I handed over a black one with white polka dots; Meg clipped it to her Peter Pan collar. I was opening other drawers now, uncovering hats, gloves, scarves and handkerchiefs of varying shapes, colors and textures. Laboriously, formally, Meg and I went through the shopkeeper-client routine until she was fitted out with man-sized brown leather gloves, a shiny black belt, a red plaid scarf, an oak cane topped by a silver horse-head handle, and a hard black hat that had a tendency to settle on her nose.
Then it was my turn to be customer; soon Meg had decked me out in a red satin bow tie, a tweed hat, fur-lined black gloves, a beige cashmere scarf and jet-black cane. As I admired myself in the oval mirror, I couldn’t help kick up my heels; that was all Meg needed to show off the tap dancing lessons she’d been taking. Soon we were the stars of a musical comedy, sashaying up the center aisle and round the pillars, holding our canes horizontally across our undeveloped chests. Up and down we went, farther and farther into the dim recesses of the store, until we discovered a circular staircase at the end of the last counter – and that was too wonderful to resist. Up and up we went, making as much noise as we could with our shoes and canes, each singing a different song at the top of her lungs: “Oh what a beautiful mo-oo-rning …”; “It’s a lovely day to day …” And then, suddenly, we popped out at the top behind a wide flat obstacle, and when I pushed it aside, I gasped: it was the ornate Chinese screen in Great-grandpa’s room. And there was Great-grandpa in his bed, head turned towards the commotion, limpid blue eyes wide open, staring straight at us.
I dropped my cane with a clatter.
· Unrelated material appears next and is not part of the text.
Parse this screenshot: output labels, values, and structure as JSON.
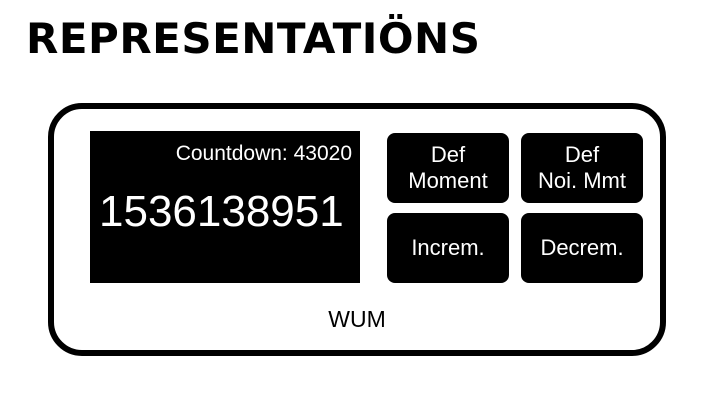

Meg staggered backwards, saying, "Oh, we’re sooooo sorry," while the black hat fell onto her nose even more.
But Great-grandpa was already beginning his loud guffaw: " Ho ho ho ho." It went on and on.
Footsteps came running down the hall. Soon the room was assaulted by relatives whose faces registered alarm. As the guffaws continued, alarm changed to amazement, to twitchings at the corners of mouth. Other laughs, less rasping, began to join in.
Meg and I looked at Great-grandpa’s brittle figure in near-convulsions, at the other giggling bodies at a respectful distance from the bed. Then we looked at each other and realized that we were the source of it all. Delirious with power, we took bows, made pirouettes.
Great-grandpa started coughing. Uncle George had to sit him up straight and slap him on the back. Finally, the old man gasped, “That was wonderful.” Then he laid his boney head against the voluminous white pillows, exhausted.
Aunt Em started in about how we shouldn’t have been messing up the store, but Uncle George cut her short. He said we didn’t have to worry about putting things back in place. Nobody knew what the inventory was. Nobody came to the store anymore. Hats and canes were no longer in fashion.
We went home soon after, walking out of the faded over-stuffed rooms, down the stately front stairs and out of the musty old store whose only customers were two little girls.
********
Great-grandpa died a month later. They didn’t wait long to demolish all the buildings on the block to make room for high-rise apartment buildings, leaving not one single stone from Schweikart’s Haberdashery, or for that matter, Sal’s Bar.
But continuity only appears to be broken. I carry my great-grandfather’s touch with me. Someday it will be up to me to pass it on to a little kid. And if I’m lucky, maybe that little kid will give me a laugh in return.